I'm glad you guys are trying out for all the brush ape parts 'cause I know the one I want. None of that tough stuff for me, I got something better picked out.
I'll audition for the Forest Service part. Think about it...they don't have to show up until way after daylight, they drive nice new pickups that don't smell like old socks and snoose, unless they fall down they never get dirty, a pair of gloves probably last them all season, as long as they have the rule book they don't have to know anything, and they can park anywhere they want to.
I know there's probably going to be a lot of competition for the job but I have many years of experience at mumbling, giving different answers to the same question to different people, and avoiding hard work.
There's some things I'd have to learn, like arriving late and going home early, never smiling, insisting on the haul-road right of way over loaded trucks, drinking latte out of a clean cup instead of Folgers out of a soup can, and giving the impression that I knew everything that was going on when I really couldn't tell which end of the Cat to hook the choker to...but I can probably fake my way through that stuff...just like the real ones.
Where do I sign up?
Can I have my huckleberry pie now?
Well, you'll have to share the scenes with the "ID Teams" of 'ologists, who will be filmed from the get-go. You'll be filmed trying to get them to commit to a date on the calendar to go up and make a decision that they don't trust you to make, you are obviously not qualified to make that decision because it is after October, and the mud is obviously different than the mud of September. Then you will be filmed on a dog and pony show with the local enviro group. They will show up later than you and will refuse to get off the road but will profess to know everything that is going on.
And, I just don't know. Running log trucks off the road with a pickup takes years of training. Not just everyone can do it! It can't be faked. Can you point out that the largest log on the load has not been branded or painted? Or that it might be a good idea to take that load receipt out of the pocket and staple it (and it is printed on the ticket by the word staple, staple, staple, staple, fold over and staple so anyone who can read that word will know where to staple it) to the driver's side of the front of the road--no this is not Weyco and it doesn't go on the back. And so on.

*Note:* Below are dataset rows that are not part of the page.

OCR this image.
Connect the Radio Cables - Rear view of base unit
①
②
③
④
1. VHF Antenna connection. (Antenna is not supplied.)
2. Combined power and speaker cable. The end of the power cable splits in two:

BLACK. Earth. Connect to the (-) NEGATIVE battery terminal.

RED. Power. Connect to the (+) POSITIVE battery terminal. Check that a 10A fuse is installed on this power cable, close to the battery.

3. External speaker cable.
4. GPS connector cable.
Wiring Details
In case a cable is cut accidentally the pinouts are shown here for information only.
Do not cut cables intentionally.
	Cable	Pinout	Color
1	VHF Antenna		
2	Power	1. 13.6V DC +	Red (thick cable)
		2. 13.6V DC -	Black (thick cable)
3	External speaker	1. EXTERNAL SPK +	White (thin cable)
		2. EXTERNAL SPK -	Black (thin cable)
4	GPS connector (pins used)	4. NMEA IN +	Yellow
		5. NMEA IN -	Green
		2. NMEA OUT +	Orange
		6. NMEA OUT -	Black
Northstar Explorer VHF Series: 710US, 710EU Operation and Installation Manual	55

And can you be filmed starting out the door early then getting a phone call from somebody in the office that is in control of your office to please fill out this form, I'll e-mail or fax it right up to you, but you must get it back to me today because I've dinked around until the last minute getting this report in and now I need to have you save my buns so fill it out right now. And by the way, it is 20 pages long. We'll be taking the computer system down a while but you still need to get it done so hang around, we'll be getting the system up shortly.
You'll have to memorize the word NO. And use it frequently with no expletives. That latter part is hard.
Our mud is a kinder and gentler mud. Not much clay. It will trap you if you are circumferentially challenged and do not have the foot size to off set that.
Then it will be either slip out of your Vikings which are trying to do that anyway, or have some help.